The case of Anderson v London Fire and Emergency Planning Authority acts as a stark warning for employers when drafting contractual pay clauses, particularly when providing for alternate scenarios.
In this case, the unions had agreed a three-year pay deal with the Fire Authority, which was set out in a collective agreement. The provisions gave two options for an increase in the third year, but did not state which of those options would take precedence, stating only that:
“pay will be increased by 2.5% or by the NJC for Local Government Services settlement plus any uplift required to ensure general pay increases for the period 2007-09 are 1% above the NJC settlements for the same period."
The Court of Appeal (“CA”) held that this was clearly a term which was meant to be incorporated into employment contracts (the existence of the choice didn’t preclude this).
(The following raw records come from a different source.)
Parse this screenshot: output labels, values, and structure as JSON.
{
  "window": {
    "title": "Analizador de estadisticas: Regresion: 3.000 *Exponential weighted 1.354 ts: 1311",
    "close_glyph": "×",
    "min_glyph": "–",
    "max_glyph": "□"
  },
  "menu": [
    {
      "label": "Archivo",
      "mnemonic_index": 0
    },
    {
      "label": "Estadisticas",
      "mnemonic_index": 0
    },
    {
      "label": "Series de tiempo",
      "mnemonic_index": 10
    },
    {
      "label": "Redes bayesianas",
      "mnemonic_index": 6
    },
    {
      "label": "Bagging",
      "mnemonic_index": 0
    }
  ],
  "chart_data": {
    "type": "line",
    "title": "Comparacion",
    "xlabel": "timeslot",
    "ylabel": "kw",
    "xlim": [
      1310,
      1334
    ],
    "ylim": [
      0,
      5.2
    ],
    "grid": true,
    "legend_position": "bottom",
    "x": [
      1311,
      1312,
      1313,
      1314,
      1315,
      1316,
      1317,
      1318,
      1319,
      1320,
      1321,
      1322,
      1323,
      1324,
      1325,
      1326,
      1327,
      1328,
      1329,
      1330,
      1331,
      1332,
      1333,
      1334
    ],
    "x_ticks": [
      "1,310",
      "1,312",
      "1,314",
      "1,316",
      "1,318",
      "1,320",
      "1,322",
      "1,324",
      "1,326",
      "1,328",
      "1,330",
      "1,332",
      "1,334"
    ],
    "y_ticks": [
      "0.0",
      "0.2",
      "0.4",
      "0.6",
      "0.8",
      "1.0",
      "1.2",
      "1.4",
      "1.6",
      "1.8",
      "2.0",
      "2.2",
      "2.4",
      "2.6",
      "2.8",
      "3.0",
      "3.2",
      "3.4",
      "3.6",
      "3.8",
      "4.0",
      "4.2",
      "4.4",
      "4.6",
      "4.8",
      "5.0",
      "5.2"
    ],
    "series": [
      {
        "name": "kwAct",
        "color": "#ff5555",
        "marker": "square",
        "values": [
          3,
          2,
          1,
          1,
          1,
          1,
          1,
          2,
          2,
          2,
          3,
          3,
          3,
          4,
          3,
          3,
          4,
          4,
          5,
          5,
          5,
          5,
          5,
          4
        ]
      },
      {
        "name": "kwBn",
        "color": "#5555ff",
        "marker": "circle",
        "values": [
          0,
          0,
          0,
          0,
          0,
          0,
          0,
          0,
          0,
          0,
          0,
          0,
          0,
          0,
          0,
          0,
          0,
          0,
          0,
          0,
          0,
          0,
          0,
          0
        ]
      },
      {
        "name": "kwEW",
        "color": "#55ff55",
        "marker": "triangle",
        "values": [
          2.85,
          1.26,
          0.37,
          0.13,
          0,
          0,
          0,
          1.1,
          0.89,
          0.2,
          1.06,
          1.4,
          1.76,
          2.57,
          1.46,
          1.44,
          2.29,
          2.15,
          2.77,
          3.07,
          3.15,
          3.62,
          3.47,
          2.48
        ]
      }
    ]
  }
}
More significantly, it interpreted the clause by effectively inserting the words “whichever is the greater”. The CA considered that this was the clear intention of the parties and that no other interpretation would make any industrial sense – the unions would not have agreed to an unfettered choice by the employer, and the employer would have known this. The employer’s argument that it could choose which option to rely on was therefore rejected.
Employers should be careful, therefore, to ensure that there is no ambiguity in employment contracts or collective agreements. In the case of dispute, courts will look hard at the parties’ intentions. Clear and careful drafting is therefore essential to avoid such disputes arising, especially for provisions regarding pay increases.